The largest proportion of colorectal cancers are considered sporadic, which means there is no history of CRC in first degree relatives or a history of the hereditary forms of the disease among family members. No specific gene has been identified in patients with sporadic CRC. Familial colorectal cancers occur in persons who have at least one first degree relative with CRC. Researchers theorize that 1) the susceptibility to CRC may be linked to a recessive gene or genes that produce a heightened susceptibility to carcinogenic mutations in the intestinal mucosa; 2) dietary and environmental factors may play a key role in carcinogenesis rather than genetic inheritance; or 3) a combination of genetic predisposition and environmental triggers result in the development of CRC. Hereditary forms of CRC show a distinct autosomal-dominant pattern of transmission.
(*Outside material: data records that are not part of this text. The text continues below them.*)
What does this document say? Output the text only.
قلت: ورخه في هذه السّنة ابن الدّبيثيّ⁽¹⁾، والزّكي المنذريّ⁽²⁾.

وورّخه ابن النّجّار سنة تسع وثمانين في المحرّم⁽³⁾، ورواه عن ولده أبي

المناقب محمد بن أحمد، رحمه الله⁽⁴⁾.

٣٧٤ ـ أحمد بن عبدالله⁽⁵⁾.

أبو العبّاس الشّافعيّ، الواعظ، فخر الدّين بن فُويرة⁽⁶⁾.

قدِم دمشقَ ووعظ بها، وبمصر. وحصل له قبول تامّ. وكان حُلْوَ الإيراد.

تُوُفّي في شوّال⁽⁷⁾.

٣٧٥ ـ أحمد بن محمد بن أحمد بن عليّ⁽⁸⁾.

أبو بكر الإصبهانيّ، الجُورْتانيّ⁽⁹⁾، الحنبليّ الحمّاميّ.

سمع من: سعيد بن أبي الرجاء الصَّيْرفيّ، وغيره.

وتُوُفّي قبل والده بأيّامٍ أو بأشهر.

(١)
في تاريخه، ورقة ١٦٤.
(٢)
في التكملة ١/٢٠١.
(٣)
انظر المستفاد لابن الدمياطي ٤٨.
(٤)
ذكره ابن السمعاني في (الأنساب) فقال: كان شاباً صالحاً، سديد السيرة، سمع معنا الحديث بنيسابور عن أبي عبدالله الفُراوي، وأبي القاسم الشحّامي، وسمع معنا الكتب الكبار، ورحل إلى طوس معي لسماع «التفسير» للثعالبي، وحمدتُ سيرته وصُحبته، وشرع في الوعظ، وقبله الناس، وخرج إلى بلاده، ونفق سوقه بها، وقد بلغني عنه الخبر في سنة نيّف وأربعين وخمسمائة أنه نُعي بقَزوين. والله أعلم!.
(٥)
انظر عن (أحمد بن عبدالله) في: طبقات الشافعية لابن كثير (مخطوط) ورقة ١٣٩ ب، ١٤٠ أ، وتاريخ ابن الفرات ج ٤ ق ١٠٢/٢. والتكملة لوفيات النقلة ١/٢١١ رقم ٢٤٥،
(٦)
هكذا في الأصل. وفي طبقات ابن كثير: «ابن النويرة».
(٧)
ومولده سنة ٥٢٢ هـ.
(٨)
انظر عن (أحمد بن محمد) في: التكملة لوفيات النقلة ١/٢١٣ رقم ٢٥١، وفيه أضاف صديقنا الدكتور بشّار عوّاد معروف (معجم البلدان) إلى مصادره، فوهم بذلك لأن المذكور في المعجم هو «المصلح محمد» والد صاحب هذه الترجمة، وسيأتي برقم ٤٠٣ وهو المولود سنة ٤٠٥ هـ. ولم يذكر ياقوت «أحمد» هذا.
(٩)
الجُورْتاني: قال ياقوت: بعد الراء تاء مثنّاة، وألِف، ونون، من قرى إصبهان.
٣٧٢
Several types have been identified including: Familial Adenomatous Polyposis (FAP); carriers of the gene have a nearly 100% of developing CRC. In this rare condition, thousands of polyps invade the bowel of the affected individual, usually by age 25. If the polyposis is not treated surgically with total colectomy, cancer will develop in almost all patients by age 40. Hereditary Nonpolyposis Colon Cancer (Lynch Syndrome)—HNPCC is associated with a high frequency of adenocarcinomas arising in the proximal large bowel. HNPCC is often associated with other primary cancers; there is a strong association with ovarian or endometrial cancers in women.